I called this policy count_totalevents_policy_1 and I saved it within numerical formula rule, called count_totalevents.
Figure 11. TotalEvents rule settings

Same time, create another, numerical aggregation rule, in which you will point to the just created rule within the same template. Make sure you name your rule exactly same way as indicated in the header of the policy in the numerical formula just created a moment ago.
Figure 12. TriggerTotalEvents rule settings

You should have by the end the following list of rules in your template:
Figure 13. T_Regions template complete rules set

Make note. After creating a template rule pointing to the same template as a child template, the template will disappear from the templates list in the service navigator portlet.

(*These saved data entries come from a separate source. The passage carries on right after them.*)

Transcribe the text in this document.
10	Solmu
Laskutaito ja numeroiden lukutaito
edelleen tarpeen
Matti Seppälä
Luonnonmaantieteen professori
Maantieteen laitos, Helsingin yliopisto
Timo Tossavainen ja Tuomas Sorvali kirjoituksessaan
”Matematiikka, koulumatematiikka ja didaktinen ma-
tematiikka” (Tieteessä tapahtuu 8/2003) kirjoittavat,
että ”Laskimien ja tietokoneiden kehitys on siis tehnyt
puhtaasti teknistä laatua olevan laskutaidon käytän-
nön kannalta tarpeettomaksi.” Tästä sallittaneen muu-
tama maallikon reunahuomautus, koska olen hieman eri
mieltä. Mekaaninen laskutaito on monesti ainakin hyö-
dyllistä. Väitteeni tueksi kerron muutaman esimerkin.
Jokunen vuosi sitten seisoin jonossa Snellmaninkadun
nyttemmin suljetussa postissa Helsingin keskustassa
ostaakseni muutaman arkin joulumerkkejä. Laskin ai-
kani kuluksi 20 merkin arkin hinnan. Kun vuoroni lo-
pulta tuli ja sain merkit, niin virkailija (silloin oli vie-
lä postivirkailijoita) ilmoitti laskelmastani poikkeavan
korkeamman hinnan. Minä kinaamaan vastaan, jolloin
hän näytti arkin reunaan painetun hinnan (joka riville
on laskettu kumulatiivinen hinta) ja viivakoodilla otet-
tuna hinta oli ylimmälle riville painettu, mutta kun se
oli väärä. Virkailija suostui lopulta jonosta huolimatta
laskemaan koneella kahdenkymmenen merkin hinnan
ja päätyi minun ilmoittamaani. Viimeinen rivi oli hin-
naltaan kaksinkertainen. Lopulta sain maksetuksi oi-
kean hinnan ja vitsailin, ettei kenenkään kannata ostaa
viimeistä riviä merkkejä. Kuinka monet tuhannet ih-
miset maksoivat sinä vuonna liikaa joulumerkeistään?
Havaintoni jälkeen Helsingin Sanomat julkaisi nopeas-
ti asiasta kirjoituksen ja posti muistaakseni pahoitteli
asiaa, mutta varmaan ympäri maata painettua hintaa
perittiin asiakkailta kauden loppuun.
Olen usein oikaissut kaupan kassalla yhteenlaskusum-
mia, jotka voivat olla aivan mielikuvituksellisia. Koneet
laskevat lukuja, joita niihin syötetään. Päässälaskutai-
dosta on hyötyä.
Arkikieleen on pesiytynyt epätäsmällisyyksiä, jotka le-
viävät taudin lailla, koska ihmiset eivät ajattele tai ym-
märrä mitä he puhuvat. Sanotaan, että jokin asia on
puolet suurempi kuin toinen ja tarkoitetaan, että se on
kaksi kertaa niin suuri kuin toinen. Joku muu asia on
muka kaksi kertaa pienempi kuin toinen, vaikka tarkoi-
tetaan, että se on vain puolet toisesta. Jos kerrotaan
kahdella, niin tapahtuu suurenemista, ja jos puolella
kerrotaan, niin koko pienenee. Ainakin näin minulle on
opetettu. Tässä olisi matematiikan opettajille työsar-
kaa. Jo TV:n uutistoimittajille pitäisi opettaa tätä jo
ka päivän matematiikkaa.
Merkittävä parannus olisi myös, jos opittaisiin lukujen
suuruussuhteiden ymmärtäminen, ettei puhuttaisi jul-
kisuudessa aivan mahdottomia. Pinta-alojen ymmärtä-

In order to fix it, add that template to any other template by associating via any type of status propagation rule:
Figure 14. T_Regions template associated to templateFinder

And this is the result that should occur at the end in your scorecard:
Figure 15. TotalEvents column in a scorecard

It looks like the concept works fine. Let’s try it further. Let’s send another event from every level, starting from Malopolska to Poland and to Europe.
Figure 16. TotalEvents column after sending more test events

It looks correct, every level OwnEvent count increased by 1 and I have in total 5 events in the entire tree, just 2 on the leaf, another 2 in the middle and just 1 on the root level.
Let’s add a new level below Malopolska and call it Krakow. This will simulate expanding the service tree i.e. in case of a fresh import from TADDM or CMDB.
Figure 17. OwnEvents and TotalEvents after adding a new child service

Let’s now send a new event, Severity 3 to Krakow:
Figure 18. OwnEvents and TotalEvents after sending a test event to the new child service

The new event affected Krakow and was included in all level calculations of the TotalEvents count correctly. Let’s now create one level above the all, called Earth:
Figure 19. OwnEvents and TotalEvents after adding a new  root service

Adding Earth didn’t change the TotalEvents count of course, but the current max was reflected on the new top/root level. Let’s send another event to Poland:
Figure 20. OwnEvents and TotalEvents after sending test events to the new root service

The total event count increased by 1 again. Only Europe’s OwnEvents column value increased by 1.
Let’s now remove Krakow from the Leaf level to see if the TotalEvents count will decrease by 1 now:
Figure 21. OwnEvents and TotalEvents after removing the child service from the tree

So it is correct again, after removing Krakow with its 1 event the overall TotalEvents count dropped by 1 too and equals now 6.